The complete bike is a pleasure to ride in the summer and the geometry just works a dream: after days of road-work on a budget 8-speed or flat-bar it generates a huge "Wow" and broad grin when I take it out.........and I am 60! Now that is what it is all about, and I am so grateful to Eddy Merckx.

Why do I keep it? I would like a carbon Aero' with a long reach and low stack height but they don't exist. At 140lb and medium build, I don't need a heavy box section frame with gorilla stiffness. Like many ordinary riders, I generate moderate torque and power but I have exceptional endurance. Efficiency at speed is the target. Current Aero' designs can't replace the Eddy Merckx Alu Sprint. The catalogues are filled with road bikes that succeed in pelotons where drafting is the norm. For everyday riders like myself, doing road-work, I am usually on my own in a solitary endeavour where air drag is unrelieved. I am usually with a 10lb backpack, so weight isn't an issue. I am not on a quiet Sunday potter-around. I am always doing a "PB". I am usually sprinting to 30mph on A-roads and in heavy urban traffic at 21 to 24mph.
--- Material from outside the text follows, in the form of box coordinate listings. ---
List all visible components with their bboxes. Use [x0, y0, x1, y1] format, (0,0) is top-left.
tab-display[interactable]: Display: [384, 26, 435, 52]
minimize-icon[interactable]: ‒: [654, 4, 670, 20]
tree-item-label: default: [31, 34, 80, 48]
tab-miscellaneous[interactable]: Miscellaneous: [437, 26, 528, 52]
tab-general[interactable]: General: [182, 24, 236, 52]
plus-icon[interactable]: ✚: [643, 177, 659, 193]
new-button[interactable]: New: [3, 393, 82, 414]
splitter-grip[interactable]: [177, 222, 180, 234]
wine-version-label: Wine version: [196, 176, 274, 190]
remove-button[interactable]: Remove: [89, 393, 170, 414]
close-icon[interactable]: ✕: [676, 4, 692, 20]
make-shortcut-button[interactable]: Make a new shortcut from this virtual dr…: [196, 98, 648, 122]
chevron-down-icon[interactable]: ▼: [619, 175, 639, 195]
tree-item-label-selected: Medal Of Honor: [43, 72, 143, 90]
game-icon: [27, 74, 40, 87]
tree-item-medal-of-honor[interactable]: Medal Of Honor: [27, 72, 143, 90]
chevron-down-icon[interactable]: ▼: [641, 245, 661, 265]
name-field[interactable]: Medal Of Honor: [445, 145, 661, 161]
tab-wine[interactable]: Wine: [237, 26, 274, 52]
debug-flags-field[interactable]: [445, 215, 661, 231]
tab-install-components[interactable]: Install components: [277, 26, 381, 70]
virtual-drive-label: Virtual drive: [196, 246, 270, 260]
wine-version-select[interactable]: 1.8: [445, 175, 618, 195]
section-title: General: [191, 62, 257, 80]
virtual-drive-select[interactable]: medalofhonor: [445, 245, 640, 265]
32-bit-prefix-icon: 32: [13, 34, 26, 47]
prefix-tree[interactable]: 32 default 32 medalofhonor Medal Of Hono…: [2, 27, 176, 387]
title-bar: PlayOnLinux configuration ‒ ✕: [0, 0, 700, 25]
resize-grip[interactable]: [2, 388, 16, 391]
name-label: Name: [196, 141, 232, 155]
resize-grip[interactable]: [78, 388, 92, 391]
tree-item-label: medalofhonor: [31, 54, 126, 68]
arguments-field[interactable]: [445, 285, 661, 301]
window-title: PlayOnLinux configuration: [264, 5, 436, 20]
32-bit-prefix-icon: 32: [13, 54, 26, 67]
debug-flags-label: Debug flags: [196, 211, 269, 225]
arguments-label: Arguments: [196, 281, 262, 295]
The riding done by everyday riders like myself isn't represented in the Tours; it isn't in the televised TdF or Vuelta. We don't ride in a bunch on narrow roads and crash. I don't wear a helmet.

That is the brilliance of the Eddy Merckx Alu Sprint and Racing Classic, horizontal top-tube design bikes. It is a hugely desirable proven classic, that will probably evolve into an Eddy Merckx ETT but be appreciated in years to come for its contribution to road-riders on a budget.

Similar Products Used:

Carrera Valour 8 speed, £300 drop-bar budget racer.